Re: [DISCUSS] KIP-439: Deprecate Interface WindowStoreIterator

Bruno Cadonna Tue, 28 May 2019 03:27:21 -0700

Hi all,

My comments on this KIP:


1. I would use `all()` instead of `range()` because the functionality
is immediately clear without the need to look at the parameter list.

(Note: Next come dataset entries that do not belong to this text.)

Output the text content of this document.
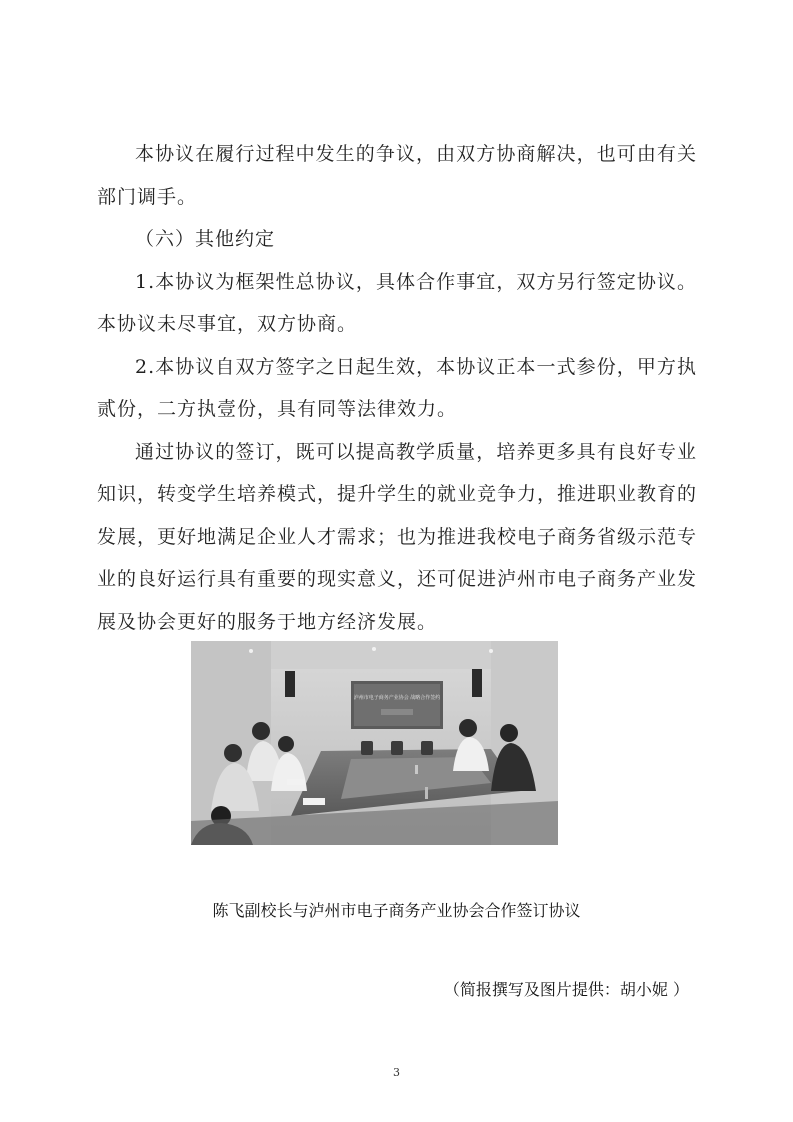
本协议在履行过程中发生的争议，由双方协商解决，也可由有关部门调手。

（六）其他约定

1.本协议为框架性总协议，具体合作事宜，双方另行签定协议。本协议未尽事宜，双方协商。

2.本协议自双方签字之日起生效，本协议正本一式参份，甲方执贰份，二方执壹份，具有同等法律效力。

通过协议的签订，既可以提高教学质量，培养更多具有良好专业知识，转变学生培养模式，提升学生的就业竞争力，推进职业教育的发展，更好地满足企业人才需求；也为推进我校电子商务省级示范专业的良好运行具有重要的现实意义，还可促进泸州市电子商务产业发展及协会更好的服务于地方经济发展。

泸州市电子商务产业协会 战略合作签约
陈飞副校长与泸州市电子商务产业协会合作签订协议
（简报撰写及图片提供：胡小妮 ）
3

2. I would decouple method names from metrics name, because this
allows us to change one naming independently from the other in the
future. From the previous discussion on this thread, I have also the
feeling that the naming requirements differ between Java code and
metrics.

My proposal for the metric names is the following:

value-by-key
range-by-key
value-by-key-and-time
range-by-key-range
range-by-time-range
range-by-key-and-time-range
range-by-key-range-and-time-range
range-all

I omitted the metric types like latency-avg, etc. The first word
denotes whether the query is a point query (`value`) or a range query
(`range`). The words after the `by` denote the parameter types of the
query. `range-all` is a special case. I hope, I did not miss any.
We could also prefix the above names with `get-` if you think, it
would make the names clearer.

3. Should `[storeType]-id` be `[storeType]-state-id`?

4. Some method signatures in the KIP under comment `// new` have still
the `@Deprecated` annotation. Copy&Paste error?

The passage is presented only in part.